Information content of interferometric delay-rate measurements for planetary orbiter navigation

Spacecraft such as Magellan and Mars Observer will use earth-based interferometric delay-rate tracking to meet their navigation requirements. Examples of methods used to implement these measurements are Differenced One-Way Doppler, delta-Differenced One-Way Doppler, and Two-Way Minus Three-Way Doppler. These measurements have a greater capability to observe certain orbital elements than that possessed by two-way Doppler, which has been the sole data type used in all U.S. planetary orbiter missions to date. In this paper, an approximate analytic model is developed for delay-rate measurements, as a function of classical orbital elements. The resulting expressions are used to show how the information content of these data types varies with orbit size, shape, and orientation.

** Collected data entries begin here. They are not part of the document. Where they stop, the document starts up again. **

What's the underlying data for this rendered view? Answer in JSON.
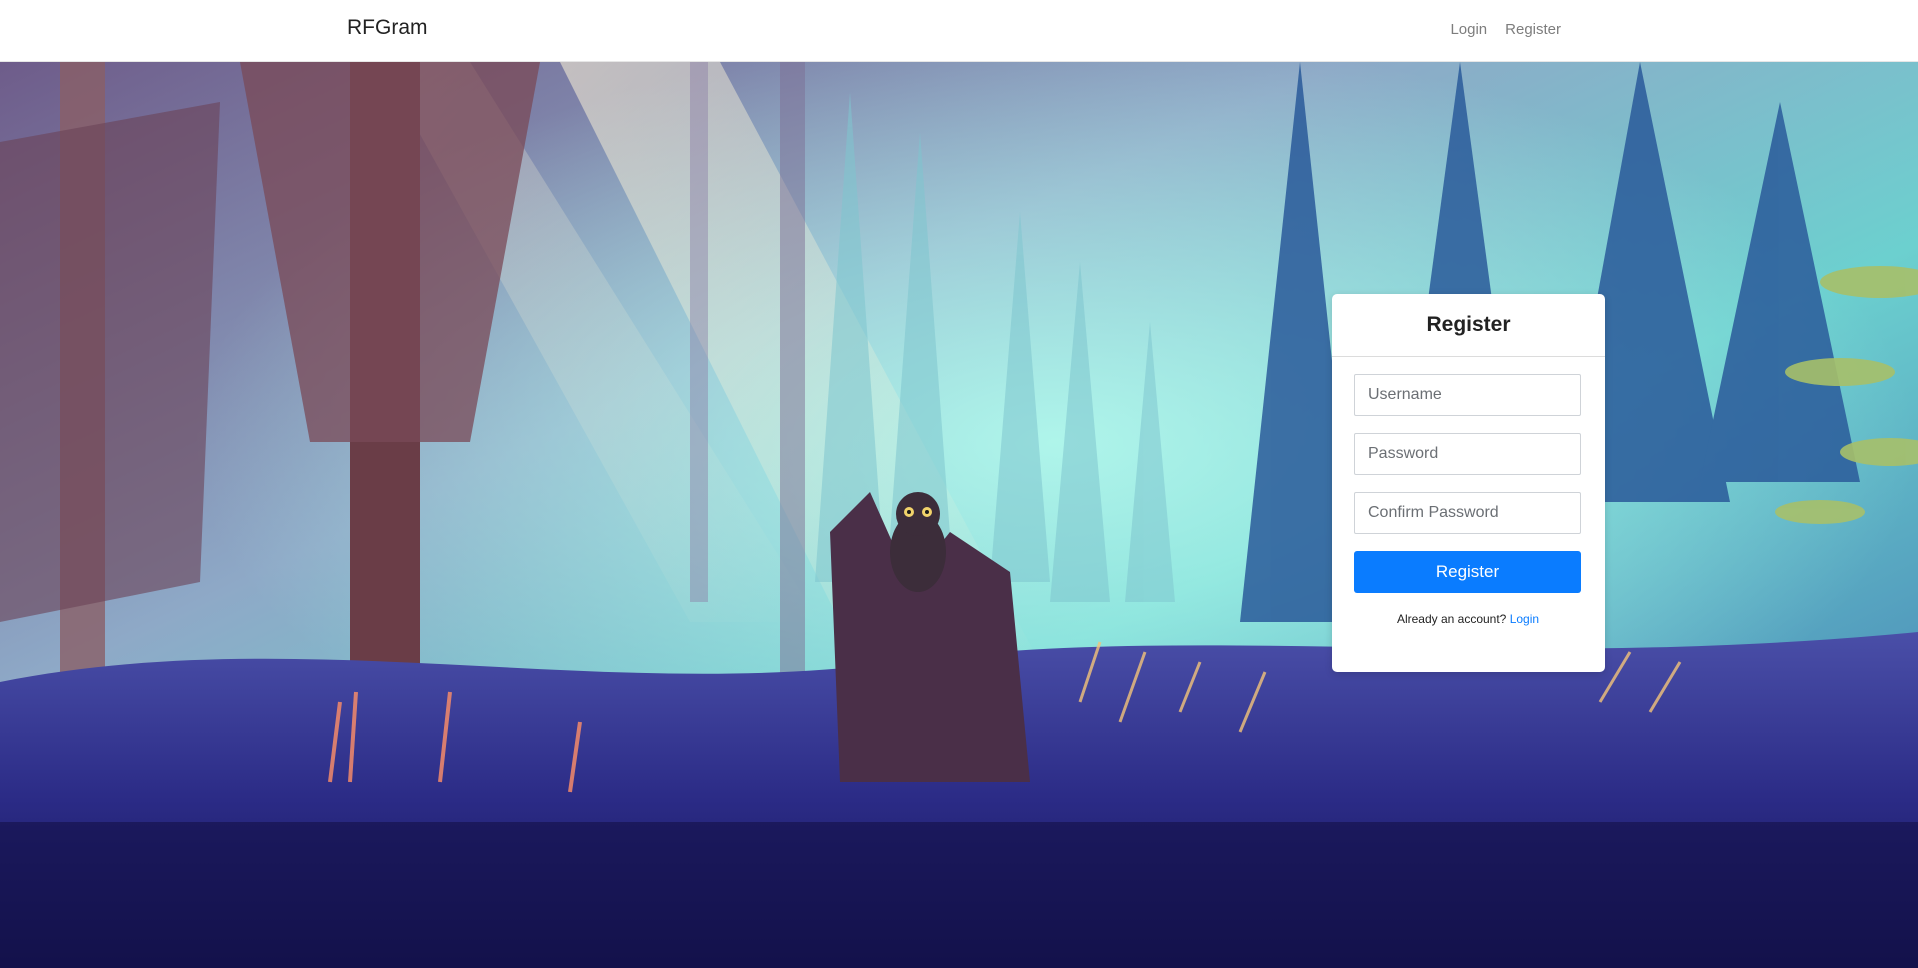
{
  "navbar": {
    "brand": "RFGram",
    "links": [
      {
        "label": "Login"
      },
      {
        "label": "Register"
      }
    ]
  },
  "register_form": {
    "title": "Register",
    "username_placeholder": "Username",
    "password_placeholder": "Password",
    "confirm_password_placeholder": "Confirm Password",
    "submit_label": "Register",
    "already_account_text": "Already an account?",
    "login_link_label": "Login"
  },
  "colors": {
    "accent": "#0a7cff",
    "navbar_bg": "#ffffff",
    "card_bg": "#ffffff"
  },
  "background": {
    "description_icon": "forest-owl-illustration"
  }
}
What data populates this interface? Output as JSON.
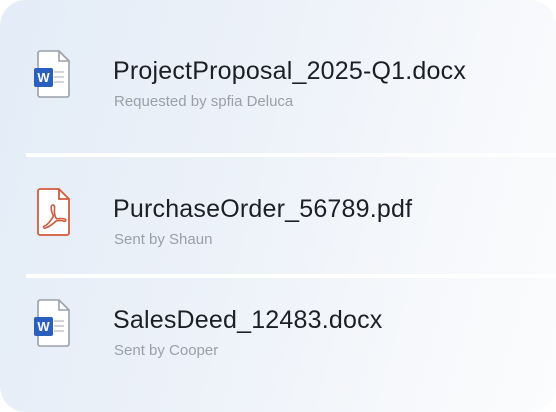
{
  "files": [
    {
      "name": "ProjectProposal_2025-Q1.docx",
      "meta": "Requested by spfia Deluca",
      "icon": "word-document-icon",
      "badge_letter": "W",
      "badge_color": "#2b5fbf"
    },
    {
      "name": "PurchaseOrder_56789.pdf",
      "meta": "Sent by Shaun",
      "icon": "pdf-document-icon",
      "accent_color": "#d45a3f"
    },
    {
      "name": "SalesDeed_12483.docx",
      "meta": "Sent by Cooper",
      "icon": "word-document-icon",
      "badge_letter": "W",
      "badge_color": "#2b5fbf"
    }
  ]
}
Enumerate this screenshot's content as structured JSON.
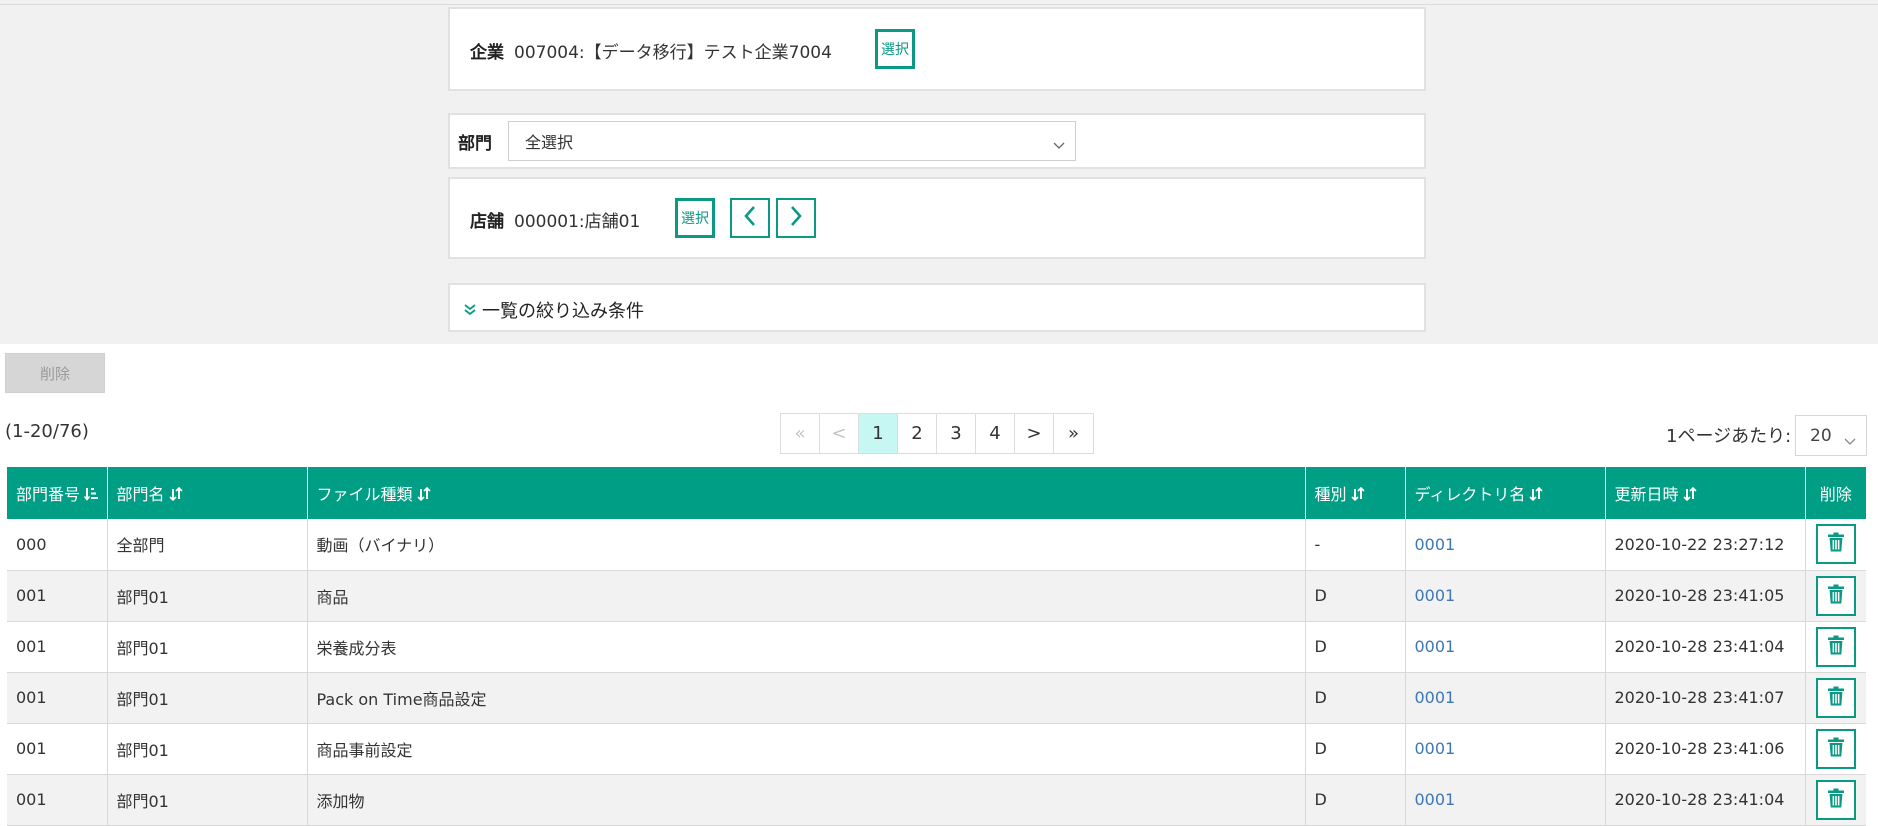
{
  "company": {
    "label": "企業",
    "value": "007004:【データ移行】テスト企業7004",
    "select_label": "選択"
  },
  "department": {
    "label": "部門",
    "selected": "全選択"
  },
  "store": {
    "label": "店舗",
    "value": "000001:店舗01",
    "select_label": "選択"
  },
  "filter": {
    "toggle_label": "一覧の絞り込み条件"
  },
  "actions": {
    "delete_label": "削除"
  },
  "result_count": "(1-20/76)",
  "pagination": {
    "first": "«",
    "prev": "<",
    "pages": [
      "1",
      "2",
      "3",
      "4"
    ],
    "current": "1",
    "next": ">",
    "last": "»"
  },
  "per_page": {
    "label": "1ページあたり:",
    "value": "20"
  },
  "table": {
    "columns": [
      "部門番号",
      "部門名",
      "ファイル種類",
      "種別",
      "ディレクトリ名",
      "更新日時",
      "削除"
    ],
    "rows": [
      {
        "dept_no": "000",
        "dept_name": "全部門",
        "file_type": "動画（バイナリ）",
        "kind": "-",
        "directory": "0001",
        "updated": "2020-10-22 23:27:12"
      },
      {
        "dept_no": "001",
        "dept_name": "部門01",
        "file_type": "商品",
        "kind": "D",
        "directory": "0001",
        "updated": "2020-10-28 23:41:05"
      },
      {
        "dept_no": "001",
        "dept_name": "部門01",
        "file_type": "栄養成分表",
        "kind": "D",
        "directory": "0001",
        "updated": "2020-10-28 23:41:04"
      },
      {
        "dept_no": "001",
        "dept_name": "部門01",
        "file_type": "Pack on Time商品設定",
        "kind": "D",
        "directory": "0001",
        "updated": "2020-10-28 23:41:07"
      },
      {
        "dept_no": "001",
        "dept_name": "部門01",
        "file_type": "商品事前設定",
        "kind": "D",
        "directory": "0001",
        "updated": "2020-10-28 23:41:06"
      },
      {
        "dept_no": "001",
        "dept_name": "部門01",
        "file_type": "添加物",
        "kind": "D",
        "directory": "0001",
        "updated": "2020-10-28 23:41:04"
      }
    ]
  },
  "colors": {
    "accent": "#009e85",
    "link": "#3d77b6",
    "active_page": "#c7f7f3"
  }
}
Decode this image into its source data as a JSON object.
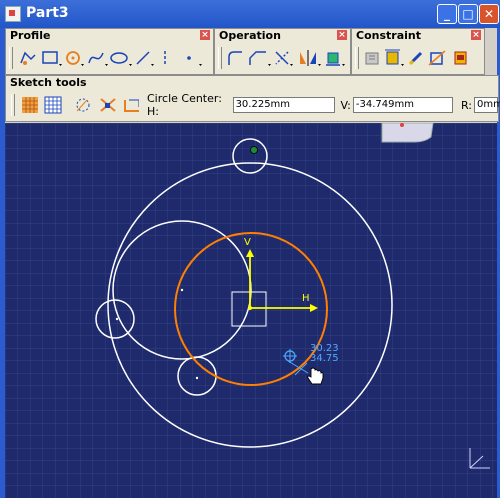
{
  "window": {
    "title": "Part3",
    "minimize": "_",
    "maximize": "□",
    "close": "✕"
  },
  "toolbars": {
    "profile": {
      "title": "Profile",
      "close": "×"
    },
    "operation": {
      "title": "Operation",
      "close": "×"
    },
    "constraint": {
      "title": "Constraint",
      "close": "×"
    },
    "sketch_tools": {
      "title": "Sketch tools",
      "circle_center_label": "Circle Center: H:",
      "h_value": "30.225mm",
      "v_label": "V:",
      "v_value": "-34.749mm",
      "r_label": "R:",
      "r_value": "0mm"
    }
  },
  "canvas": {
    "axis_h_label": "H",
    "axis_v_label": "V",
    "cursor_readout_h": "30.23",
    "cursor_readout_v": "34.75",
    "colors": {
      "background": "#1e2a6b",
      "grid": "#3b4a8c",
      "circle": "#ffffff",
      "selected_circle": "#ff7f00",
      "axis": "#ffff00",
      "readout": "#4fa9ff"
    }
  }
}
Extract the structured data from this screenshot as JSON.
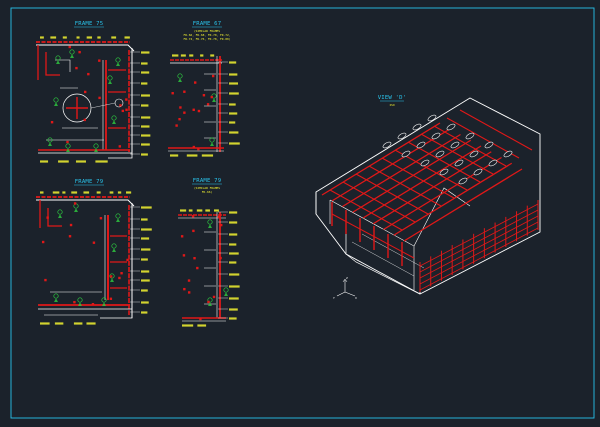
{
  "drawing": {
    "background": "#1b222b",
    "border_color": "#29c4ec",
    "detail_colors": {
      "steel": "#e01818",
      "member": "#ffffff",
      "text": "#f2f230",
      "callout": "#2ecc40",
      "title": "#29c4ec"
    },
    "views": [
      {
        "id": "frame75",
        "title": "FRAME 75",
        "subtitle": ""
      },
      {
        "id": "frame67",
        "title": "FRAME 67",
        "subtitle": "(SIMILAR FRAMES\nFR.66, FR.68, FR.70, FR.72,\nFR.74, FR.76, FR.78, FR.80)"
      },
      {
        "id": "frame79",
        "title": "FRAME 79",
        "subtitle": ""
      },
      {
        "id": "frame79b",
        "title": "FRAME 79",
        "subtitle": "(SIMILAR FRAMES\nFR.66)"
      },
      {
        "id": "view",
        "title": "VIEW 'D'",
        "subtitle": "ISO"
      }
    ]
  }
}
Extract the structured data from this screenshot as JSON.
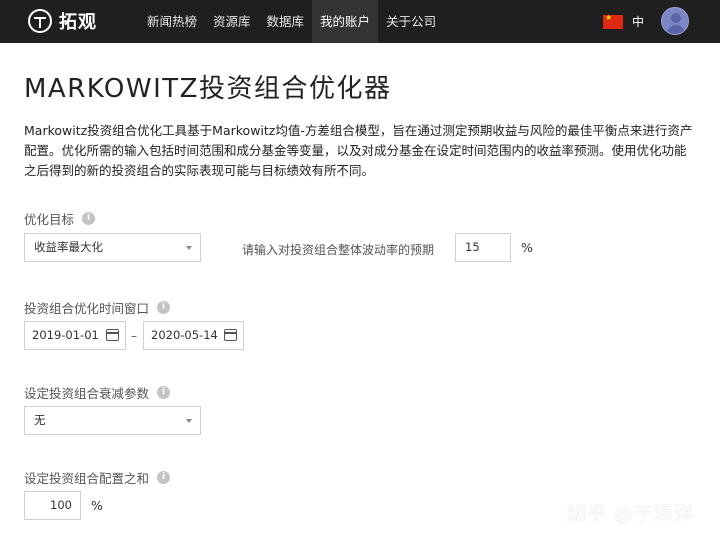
{
  "header": {
    "logo_text": "拓观",
    "nav": [
      "新闻热榜",
      "资源库",
      "数据库",
      "我的账户",
      "关于公司"
    ],
    "active_nav_index": 3,
    "language": "中",
    "flag_icon": "china-flag-icon",
    "avatar_icon": "user-avatar-icon"
  },
  "main": {
    "title": "MARKOWITZ投资组合优化器",
    "description": "Markowitz投资组合优化工具基于Markowitz均值-方差组合模型，旨在通过测定预期收益与风险的最佳平衡点来进行资产配置。优化所需的输入包括时间范围和成分基金等变量，以及对成分基金在设定时间范围内的收益率预测。使用优化功能之后得到的新的投资组合的实际表现可能与目标绩效有所不同。"
  },
  "form": {
    "objective": {
      "label": "优化目标",
      "selected": "收益率最大化",
      "vol_hint": "请输入对投资组合整体波动率的预期",
      "vol_value": "15",
      "vol_unit": "%"
    },
    "window": {
      "label": "投资组合优化时间窗口",
      "start": "2019-01-01",
      "separator": "–",
      "end": "2020-05-14"
    },
    "decay": {
      "label": "设定投资组合衰减参数",
      "selected": "无"
    },
    "allocation": {
      "label": "设定投资组合配置之和",
      "value": "100",
      "unit": "%"
    }
  },
  "watermark": "知乎 @于泽洋",
  "colors": {
    "topbar": "#1f1f1f",
    "active_tab": "#333333",
    "border": "#d0d0d0",
    "info_icon": "#c4c4c4"
  }
}
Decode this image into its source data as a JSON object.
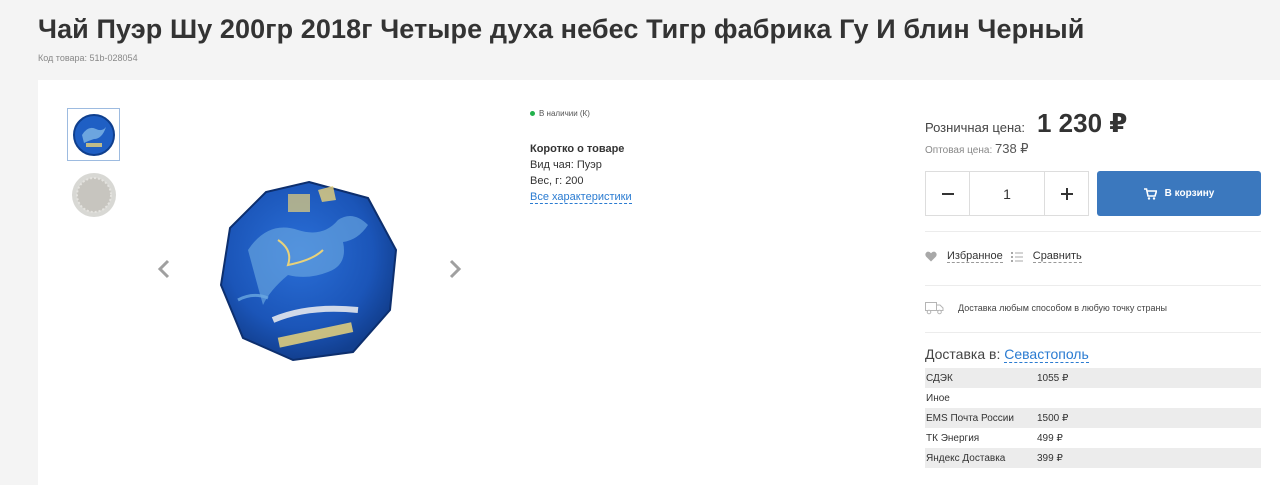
{
  "header": {
    "title": "Чай Пуэр Шу 200гр 2018г Четыре духа небес Тигр фабрика Гу И блин Черный",
    "product_code": "Код товара: 51b-028054"
  },
  "product": {
    "stock": "В наличии (К)",
    "brief_title": "Коротко о товаре",
    "tea_type": "Вид чая: Пуэр",
    "weight": "Вес, г: 200",
    "all_characteristics": "Все характеристики"
  },
  "buy": {
    "price_label": "Розничная цена:",
    "price": "1 230 ₽",
    "wholesale_label": "Оптовая цена:",
    "wholesale_price": "738 ₽",
    "quantity": "1",
    "cart_label": "В корзину",
    "favorite_label": "Избранное",
    "compare_label": "Сравнить",
    "delivery_note": "Доставка любым способом в любую точку страны",
    "delivery_to_label": "Доставка в:",
    "delivery_city": "Севастополь",
    "delivery_options": [
      {
        "name": "СДЭК",
        "price": "1055 ₽"
      },
      {
        "name": "Иное",
        "price": ""
      },
      {
        "name": "EMS Почта России",
        "price": "1500 ₽"
      },
      {
        "name": "ТК Энергия",
        "price": "499 ₽"
      },
      {
        "name": "Яндекс Доставка",
        "price": "399 ₽"
      }
    ]
  },
  "colors": {
    "accent": "#3b78be",
    "link": "#2a7bd1",
    "in_stock": "#22b14c",
    "tea_wrapper": "#1f5fc4"
  }
}
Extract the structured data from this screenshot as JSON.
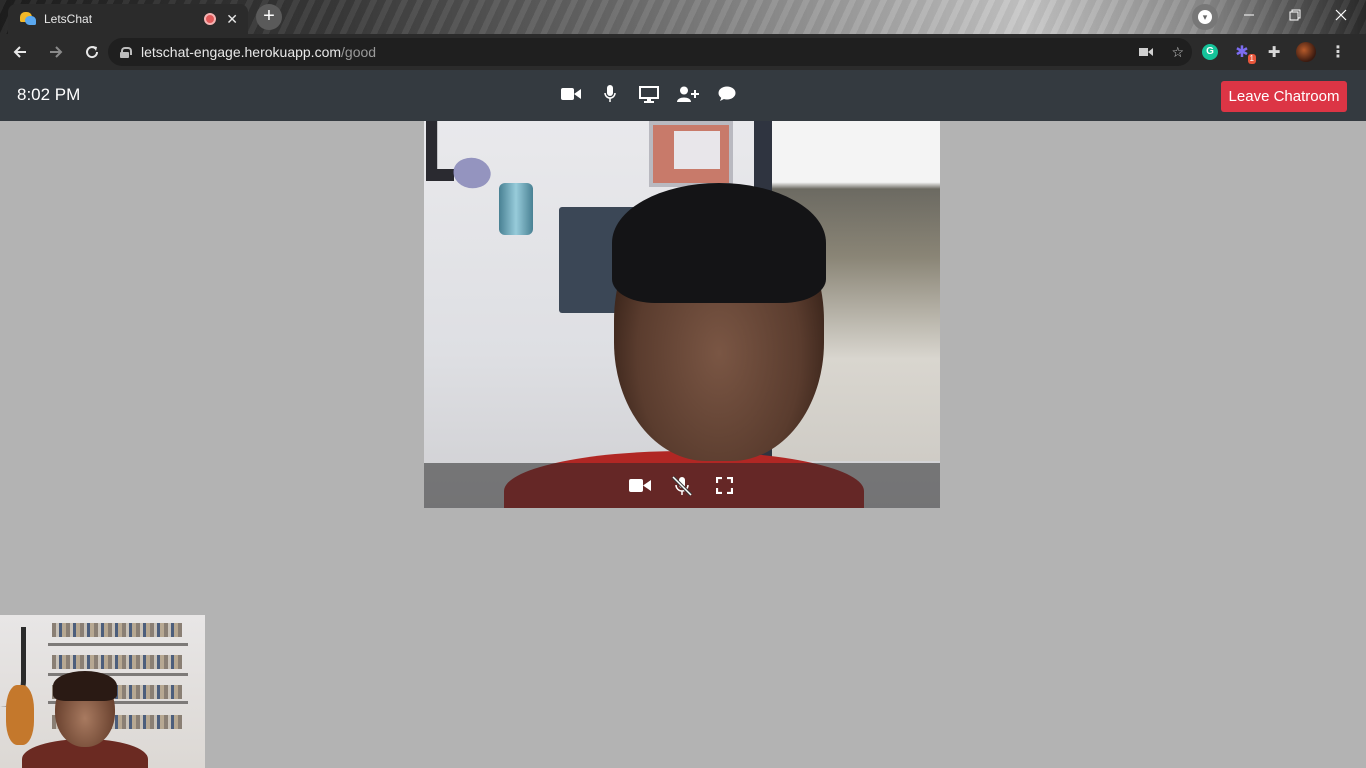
{
  "browser": {
    "tab_title": "LetsChat",
    "new_tab_symbol": "+",
    "tab_close_symbol": "✕",
    "url_host": "letschat-engage.herokuapp.com",
    "url_path": "/good",
    "extensions": {
      "grammarly_letter": "G",
      "badge_count": "1"
    },
    "window_controls": [
      "minimize",
      "restore",
      "close"
    ]
  },
  "app": {
    "clock": "8:02 PM",
    "toolbar_icons": [
      "video-camera-icon",
      "microphone-icon",
      "screen-share-icon",
      "add-user-icon",
      "chat-icon"
    ],
    "leave_button": "Leave Chatroom",
    "leave_button_color": "#dc3545",
    "navbar_color": "#343a40",
    "stage_color": "#b3b3b3"
  },
  "main_video": {
    "overlay_icons": [
      "video-camera-icon",
      "microphone-muted-icon",
      "fullscreen-icon"
    ]
  }
}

Comparison is made with the information content of Doppler data, using orbital element sets derived from the Magellan and Mars Observer missions. Results indicate that navigation accuracy improvements obtained by augmenting Doppler data with delay-rate measurements are greatest for spacecraft in low-altitude circular orbits; but decrease steadily for orbits of progressively greater size and eccentricity. The differences in Doppler-only and Doppler plus delay-rate orbit determination accuracies were also found to be highly dependent on Doppler measurement accuracy.